Impact of service oriented architecture on enterprise systems organizational structures and individuals
In the fast-paced global economy, a corporation must be flexible and agile to meet the shifting needs of operating in an on demand environment. Aligning information technology (IT) systems using service-oriented architecture (SOA) to provide end-toend enterprise integration and virtualized IT services is a critical step. To be truly effective, however, the SOA paradigm also needs to be extended to transmute organizational structures and behavioral practices. In this paper, we first explore the governance, economic, and enterprise challenges to SOA-based IT transformation. Next, we raise the need to redesign the existing organizational models, and we propose the Human Services Bus (HSB), a new organizational structure that optimizes the workforce and streamlines cross-unit processes to leverage the new IT systems. Finally, we discuss the cultural transformation that is required to support the HSB transition and induce the changes required in management and behavioral practices. The issues and insights at all three layers—IT systems, organizational structures, and cultural practices—are based on IBM’s experience with adopting on demand methods.
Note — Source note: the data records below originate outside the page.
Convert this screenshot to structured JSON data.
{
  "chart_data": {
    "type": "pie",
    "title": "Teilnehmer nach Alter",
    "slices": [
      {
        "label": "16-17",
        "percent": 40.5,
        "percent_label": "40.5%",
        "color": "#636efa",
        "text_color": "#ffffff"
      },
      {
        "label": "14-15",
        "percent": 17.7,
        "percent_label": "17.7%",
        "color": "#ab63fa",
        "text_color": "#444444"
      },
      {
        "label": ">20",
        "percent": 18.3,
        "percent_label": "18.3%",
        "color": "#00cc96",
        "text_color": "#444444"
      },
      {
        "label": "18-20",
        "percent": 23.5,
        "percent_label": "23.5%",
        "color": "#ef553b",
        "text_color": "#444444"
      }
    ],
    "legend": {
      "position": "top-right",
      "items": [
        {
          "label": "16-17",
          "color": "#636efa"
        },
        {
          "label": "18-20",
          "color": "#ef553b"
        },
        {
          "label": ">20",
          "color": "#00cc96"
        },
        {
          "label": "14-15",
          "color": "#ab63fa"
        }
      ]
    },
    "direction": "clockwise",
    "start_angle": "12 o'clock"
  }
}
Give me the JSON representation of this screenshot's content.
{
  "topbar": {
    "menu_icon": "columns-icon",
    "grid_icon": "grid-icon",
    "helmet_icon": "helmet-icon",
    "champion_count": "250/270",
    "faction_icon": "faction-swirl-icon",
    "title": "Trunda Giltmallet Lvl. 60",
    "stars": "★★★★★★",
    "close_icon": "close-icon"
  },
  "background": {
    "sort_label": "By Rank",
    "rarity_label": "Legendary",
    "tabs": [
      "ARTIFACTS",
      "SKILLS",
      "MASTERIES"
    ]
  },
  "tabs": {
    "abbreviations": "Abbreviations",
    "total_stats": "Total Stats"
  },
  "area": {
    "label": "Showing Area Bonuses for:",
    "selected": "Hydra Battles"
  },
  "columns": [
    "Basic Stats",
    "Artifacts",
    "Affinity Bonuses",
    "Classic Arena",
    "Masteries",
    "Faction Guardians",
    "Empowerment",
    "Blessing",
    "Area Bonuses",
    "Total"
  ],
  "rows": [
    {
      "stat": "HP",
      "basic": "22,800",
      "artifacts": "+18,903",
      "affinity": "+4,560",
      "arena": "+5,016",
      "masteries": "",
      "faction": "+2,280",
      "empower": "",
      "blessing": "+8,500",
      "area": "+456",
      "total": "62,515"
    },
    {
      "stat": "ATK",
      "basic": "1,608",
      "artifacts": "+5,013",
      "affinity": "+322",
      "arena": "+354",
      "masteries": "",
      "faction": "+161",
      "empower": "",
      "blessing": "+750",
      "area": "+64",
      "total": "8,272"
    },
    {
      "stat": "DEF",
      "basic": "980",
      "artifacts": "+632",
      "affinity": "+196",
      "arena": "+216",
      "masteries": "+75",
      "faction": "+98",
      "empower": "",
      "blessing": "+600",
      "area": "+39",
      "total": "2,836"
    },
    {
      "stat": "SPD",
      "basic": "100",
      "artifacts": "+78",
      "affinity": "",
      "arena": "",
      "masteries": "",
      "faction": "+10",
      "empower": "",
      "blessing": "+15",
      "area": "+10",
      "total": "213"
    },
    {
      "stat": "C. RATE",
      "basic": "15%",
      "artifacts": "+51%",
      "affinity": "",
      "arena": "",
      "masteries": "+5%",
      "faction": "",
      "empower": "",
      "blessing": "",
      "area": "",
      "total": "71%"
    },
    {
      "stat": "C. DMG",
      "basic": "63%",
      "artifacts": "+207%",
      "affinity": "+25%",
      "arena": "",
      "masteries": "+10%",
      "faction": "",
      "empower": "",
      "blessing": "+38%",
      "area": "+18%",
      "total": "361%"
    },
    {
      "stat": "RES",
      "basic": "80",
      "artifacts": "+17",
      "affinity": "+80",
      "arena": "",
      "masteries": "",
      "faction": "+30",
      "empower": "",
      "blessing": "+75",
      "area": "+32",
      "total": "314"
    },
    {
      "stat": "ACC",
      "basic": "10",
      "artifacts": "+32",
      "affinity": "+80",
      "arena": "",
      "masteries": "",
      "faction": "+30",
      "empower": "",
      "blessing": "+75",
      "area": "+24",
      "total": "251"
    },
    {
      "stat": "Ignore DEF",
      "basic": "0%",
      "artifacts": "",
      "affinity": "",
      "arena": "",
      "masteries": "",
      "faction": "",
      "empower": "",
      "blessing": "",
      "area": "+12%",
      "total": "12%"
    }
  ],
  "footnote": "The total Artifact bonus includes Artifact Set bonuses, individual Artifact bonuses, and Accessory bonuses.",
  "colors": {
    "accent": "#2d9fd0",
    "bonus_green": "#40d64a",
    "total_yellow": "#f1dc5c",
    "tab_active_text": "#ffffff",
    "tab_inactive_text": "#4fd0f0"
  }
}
Initiatives for service-oriented architecture (SOA) and on demand business are being adopted at various corporations to meet the operating challenges of business in the 21st century. Currently, the primary focus is to apply SOA concepts incrementally to existing information technology (IT) systems to exploit short-term business benefits. To unleash SOA’s full potential, however, a broader vision and perspective is required—one that permeates and transforms the fundamental layers of an organization. SOA facilitates aligning existing IT infrastructure and systems to achieve end-to-end enterprise connectivity by removing redundancies, generating unified collaboration tools, and streamlining IT processes. In addition, institutionalizing both operational and technical governance and equipping success factors. To effectively leverage the virtualized IT services layer and its collaborative tools, the organizational model must be transformed to create differentiated and flexible team-based services. The new model optimizes cross-business unit operations to deliver objectives, eliminates costly duplication, and flattens management chains. The resulting structure is flexible, agile, and well-orchestrated. Incorporating organizational redesign is a very complex task. It involves executing a well-planned transition strategy that harmonizes existing elements in the new structure. This is done by modifying existing traditions, by instituting new human resource (HR) practices and management principles, and by developing novel incentive arrangements. All of these changes need to be performed without major disruptions to the existing corporation fabric. IT TRANSFORMATION Corporate initiatives and directives are often necessary to induce the required behaviors in a company to successfully support an enterprise-wide SOA. These initiatives include establishing IT directives for creating business transformation, creating executive councils and architecture boards, institutionalizing governance policies and models, and most importantly, allocating funds to sponsor these directives. IT transformation initiatives are needed to create an on demand business and an IT environment that is nimble, robust, and less expensive. In this paper, we present several initiatives that provide insight into the enterprise transformation undertaken by IBM’s on demand strategy. One such initiative, ECBA (Enterprise Component Business Architecture),
represents the key framework for IBM’s SOA adoption. Aligning SOA funding and investment Given the realities of running a corporation, successful SOA implementations are affected by direct or indirect funding controls that enable business-unit activities to focus on projects that promote and sustain a coordinated and coherent company-wide architecture. After the business value benefits for SOA have been calculated for return on investment (ROI) and IT efficiencies (e.g., reuse and reduced development costs), a corporation’s economic behaviors have to be adapted to support the SOA vision. New initiatives need to be institutionalized to guide the organic evolution of the enterprise toward this vision. Because many large enterprises operate as ‘‘silos’’ of individual sub-brands, a corporation’s economic directives must promote a collaborative environment of IT goals that support SOA-driven, enterprise-wide IT capabilities. Funding models are highly dependent on the financial resources of the owning business unit and pose obstacles to efficient funding decisions for enterprise-wide services. Should the business units primarily control funds for IT services, should they be centrally controlled at an enterprise level in the Chief Information Officer’s (CIO) office, or should there be a combination of these approaches? The company’s financial planning activities to create IT functions and services must be coordinated at an enterprise level by the CIO to produce and maintain a set of common services that can be used by more than one business unit. To maximize the efficiency of IT implementations, a balance must be established between business-unit autonomy and enterprise-level directives for coordinated IT investment strategies. Organizational redesign may be required to streamline IT investment and institute a system of councils to define and manage IT services.